On March 26, 2020, the SEC instituted proceedings to determine whether or not to approve the NYSE’s proposed rule, with comments due 21 days from the filing of the order in the Federal Register.  Nasdaq is expected to introduce a similar proposal in order to allow it to best compete with the NYSE as the direct listing practice evolves.

Direct listings will continue to be a potential alterative to the traditional IPO and will likely continue to gain traction as early stage investors pursue liquidity without the pricing and other drawbacks of traditional IPOs. Although direct listings will provide new opportunities for companies with a well-recognized brand name or easily understood business model, direct listings should not be expected to replace traditional IPOs in the near future for life sciences issuers. Any life sciences (or technology) company considering the public markets is encouraged to carefully consider the risks and benefits of a direct listing in consultation with legal counsel and financial advisors.

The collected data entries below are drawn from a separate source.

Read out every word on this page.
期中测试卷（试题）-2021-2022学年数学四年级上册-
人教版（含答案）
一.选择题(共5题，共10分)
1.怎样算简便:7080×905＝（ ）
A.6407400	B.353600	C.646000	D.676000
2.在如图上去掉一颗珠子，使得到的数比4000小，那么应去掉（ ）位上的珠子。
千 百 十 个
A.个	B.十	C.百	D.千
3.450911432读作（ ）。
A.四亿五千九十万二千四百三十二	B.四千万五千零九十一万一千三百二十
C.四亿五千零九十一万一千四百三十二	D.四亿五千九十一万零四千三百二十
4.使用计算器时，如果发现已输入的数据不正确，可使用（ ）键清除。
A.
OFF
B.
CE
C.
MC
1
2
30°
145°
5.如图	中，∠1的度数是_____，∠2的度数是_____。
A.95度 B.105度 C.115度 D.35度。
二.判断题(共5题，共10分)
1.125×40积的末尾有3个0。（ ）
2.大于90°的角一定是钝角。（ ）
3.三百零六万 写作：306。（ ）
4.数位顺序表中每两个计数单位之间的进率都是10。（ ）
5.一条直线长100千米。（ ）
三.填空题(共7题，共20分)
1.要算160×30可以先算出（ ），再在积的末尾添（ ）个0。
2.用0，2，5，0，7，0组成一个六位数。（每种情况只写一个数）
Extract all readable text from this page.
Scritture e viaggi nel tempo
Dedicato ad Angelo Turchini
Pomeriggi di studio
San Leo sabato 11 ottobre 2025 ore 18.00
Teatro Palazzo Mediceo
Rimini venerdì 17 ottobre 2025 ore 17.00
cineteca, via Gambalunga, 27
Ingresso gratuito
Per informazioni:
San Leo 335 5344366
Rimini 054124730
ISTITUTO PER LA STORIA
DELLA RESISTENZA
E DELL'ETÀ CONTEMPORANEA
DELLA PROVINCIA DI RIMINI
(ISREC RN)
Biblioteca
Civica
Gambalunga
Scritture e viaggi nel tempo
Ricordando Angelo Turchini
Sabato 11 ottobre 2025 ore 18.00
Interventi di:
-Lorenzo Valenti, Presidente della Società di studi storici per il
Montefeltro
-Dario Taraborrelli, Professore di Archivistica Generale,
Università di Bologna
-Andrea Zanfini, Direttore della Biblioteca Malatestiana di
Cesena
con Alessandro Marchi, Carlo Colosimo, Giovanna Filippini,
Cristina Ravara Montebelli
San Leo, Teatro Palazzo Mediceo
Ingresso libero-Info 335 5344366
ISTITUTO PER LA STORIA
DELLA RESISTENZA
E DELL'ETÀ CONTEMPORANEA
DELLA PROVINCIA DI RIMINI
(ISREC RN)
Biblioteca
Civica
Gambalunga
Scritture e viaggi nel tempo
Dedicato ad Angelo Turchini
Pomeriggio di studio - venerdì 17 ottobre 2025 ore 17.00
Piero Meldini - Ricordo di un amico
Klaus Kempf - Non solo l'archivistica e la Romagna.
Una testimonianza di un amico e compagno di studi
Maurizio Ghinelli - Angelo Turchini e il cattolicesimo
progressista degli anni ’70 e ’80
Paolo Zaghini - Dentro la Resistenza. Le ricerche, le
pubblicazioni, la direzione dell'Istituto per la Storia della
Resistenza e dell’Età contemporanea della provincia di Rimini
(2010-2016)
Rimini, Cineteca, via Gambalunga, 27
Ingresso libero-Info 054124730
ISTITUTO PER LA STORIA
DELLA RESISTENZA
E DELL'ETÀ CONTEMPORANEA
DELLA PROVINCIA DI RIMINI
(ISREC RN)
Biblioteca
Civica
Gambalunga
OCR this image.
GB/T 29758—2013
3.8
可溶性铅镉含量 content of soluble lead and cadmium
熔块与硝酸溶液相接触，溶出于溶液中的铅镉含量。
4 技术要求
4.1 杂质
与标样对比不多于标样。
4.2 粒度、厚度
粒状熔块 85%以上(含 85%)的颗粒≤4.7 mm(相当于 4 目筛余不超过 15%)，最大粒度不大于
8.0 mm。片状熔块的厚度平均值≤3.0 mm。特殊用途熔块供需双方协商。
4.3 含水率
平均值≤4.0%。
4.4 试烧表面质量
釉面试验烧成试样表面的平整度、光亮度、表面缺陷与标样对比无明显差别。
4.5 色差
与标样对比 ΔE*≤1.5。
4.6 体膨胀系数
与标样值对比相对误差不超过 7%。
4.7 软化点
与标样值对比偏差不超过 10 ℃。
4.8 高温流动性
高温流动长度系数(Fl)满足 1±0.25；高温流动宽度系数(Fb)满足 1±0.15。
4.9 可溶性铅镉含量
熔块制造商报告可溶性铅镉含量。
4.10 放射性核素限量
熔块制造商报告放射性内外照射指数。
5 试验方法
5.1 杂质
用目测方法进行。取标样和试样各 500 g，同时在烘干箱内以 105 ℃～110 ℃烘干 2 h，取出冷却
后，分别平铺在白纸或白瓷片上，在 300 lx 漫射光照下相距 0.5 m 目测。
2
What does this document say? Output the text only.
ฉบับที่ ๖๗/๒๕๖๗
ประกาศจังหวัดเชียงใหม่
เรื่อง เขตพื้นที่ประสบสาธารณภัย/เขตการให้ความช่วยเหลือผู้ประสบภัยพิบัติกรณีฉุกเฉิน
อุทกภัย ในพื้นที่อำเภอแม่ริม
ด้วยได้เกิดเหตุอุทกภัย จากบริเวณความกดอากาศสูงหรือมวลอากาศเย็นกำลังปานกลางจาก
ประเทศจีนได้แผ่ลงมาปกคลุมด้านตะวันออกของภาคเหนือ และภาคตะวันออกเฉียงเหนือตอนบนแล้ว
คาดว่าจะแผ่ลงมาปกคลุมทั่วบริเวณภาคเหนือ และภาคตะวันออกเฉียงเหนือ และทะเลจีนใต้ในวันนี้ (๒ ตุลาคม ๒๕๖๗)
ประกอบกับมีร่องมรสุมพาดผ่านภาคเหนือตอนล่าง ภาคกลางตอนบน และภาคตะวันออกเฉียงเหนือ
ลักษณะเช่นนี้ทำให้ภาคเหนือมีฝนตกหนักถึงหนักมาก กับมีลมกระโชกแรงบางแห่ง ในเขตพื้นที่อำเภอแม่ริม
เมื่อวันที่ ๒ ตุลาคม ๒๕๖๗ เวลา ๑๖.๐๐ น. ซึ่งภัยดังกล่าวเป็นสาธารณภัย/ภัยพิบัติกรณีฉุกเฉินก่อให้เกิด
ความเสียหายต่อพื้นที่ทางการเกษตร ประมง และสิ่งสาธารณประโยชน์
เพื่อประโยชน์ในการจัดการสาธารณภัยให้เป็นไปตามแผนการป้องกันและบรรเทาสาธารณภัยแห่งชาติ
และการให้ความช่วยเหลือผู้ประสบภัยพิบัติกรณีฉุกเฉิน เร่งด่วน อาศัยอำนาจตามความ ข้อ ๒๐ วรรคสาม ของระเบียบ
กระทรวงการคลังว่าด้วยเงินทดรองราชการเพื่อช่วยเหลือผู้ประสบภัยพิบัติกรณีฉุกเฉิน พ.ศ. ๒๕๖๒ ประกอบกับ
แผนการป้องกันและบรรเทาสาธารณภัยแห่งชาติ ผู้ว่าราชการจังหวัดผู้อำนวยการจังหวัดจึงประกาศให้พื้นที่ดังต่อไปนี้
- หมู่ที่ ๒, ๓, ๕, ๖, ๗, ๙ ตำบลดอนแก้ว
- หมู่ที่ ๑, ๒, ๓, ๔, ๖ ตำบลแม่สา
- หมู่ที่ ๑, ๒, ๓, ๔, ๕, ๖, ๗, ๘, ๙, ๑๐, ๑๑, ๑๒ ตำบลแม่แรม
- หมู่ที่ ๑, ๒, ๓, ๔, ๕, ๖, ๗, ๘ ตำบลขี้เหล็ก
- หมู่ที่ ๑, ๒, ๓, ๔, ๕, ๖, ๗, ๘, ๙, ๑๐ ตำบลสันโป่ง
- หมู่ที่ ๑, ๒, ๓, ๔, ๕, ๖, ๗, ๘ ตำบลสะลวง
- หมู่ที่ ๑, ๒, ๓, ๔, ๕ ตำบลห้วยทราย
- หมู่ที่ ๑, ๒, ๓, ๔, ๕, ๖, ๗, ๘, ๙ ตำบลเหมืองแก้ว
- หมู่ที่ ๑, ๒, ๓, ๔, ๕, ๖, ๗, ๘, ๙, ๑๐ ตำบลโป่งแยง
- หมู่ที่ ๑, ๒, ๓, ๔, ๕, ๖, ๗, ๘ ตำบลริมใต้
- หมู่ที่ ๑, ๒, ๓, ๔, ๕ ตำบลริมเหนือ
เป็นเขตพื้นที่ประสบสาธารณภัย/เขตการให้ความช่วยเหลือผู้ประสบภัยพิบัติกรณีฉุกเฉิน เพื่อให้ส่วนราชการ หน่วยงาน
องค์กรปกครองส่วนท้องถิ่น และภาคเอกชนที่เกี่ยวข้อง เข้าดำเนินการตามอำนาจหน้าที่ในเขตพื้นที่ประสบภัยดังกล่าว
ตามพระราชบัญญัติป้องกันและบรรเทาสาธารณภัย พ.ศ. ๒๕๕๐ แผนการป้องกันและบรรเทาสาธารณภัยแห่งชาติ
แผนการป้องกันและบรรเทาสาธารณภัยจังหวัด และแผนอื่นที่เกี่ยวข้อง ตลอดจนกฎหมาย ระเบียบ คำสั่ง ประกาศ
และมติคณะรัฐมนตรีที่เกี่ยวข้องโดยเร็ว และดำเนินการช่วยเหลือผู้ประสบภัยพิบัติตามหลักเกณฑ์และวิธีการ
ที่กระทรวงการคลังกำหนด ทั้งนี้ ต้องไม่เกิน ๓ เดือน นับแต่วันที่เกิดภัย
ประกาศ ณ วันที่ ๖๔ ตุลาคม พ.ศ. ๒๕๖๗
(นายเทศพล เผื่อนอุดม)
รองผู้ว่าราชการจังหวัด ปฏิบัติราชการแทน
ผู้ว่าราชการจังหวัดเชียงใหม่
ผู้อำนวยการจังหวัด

[1] Fifty-six life sciences companies priced IPOs during 2019—more than double the total number of technology IPOs. According to PricewaterhouseCoopers’ 2019 Annual Capital Markets Watch, in 2019, “biotechnology and medical device companies featured prominently” in the IPO market and such companies “were able to price during their Phase 1 and Phase 2 clinical trial stages.”

[2] The NYSE’s most recent proposal from December 13, 2019 is available here.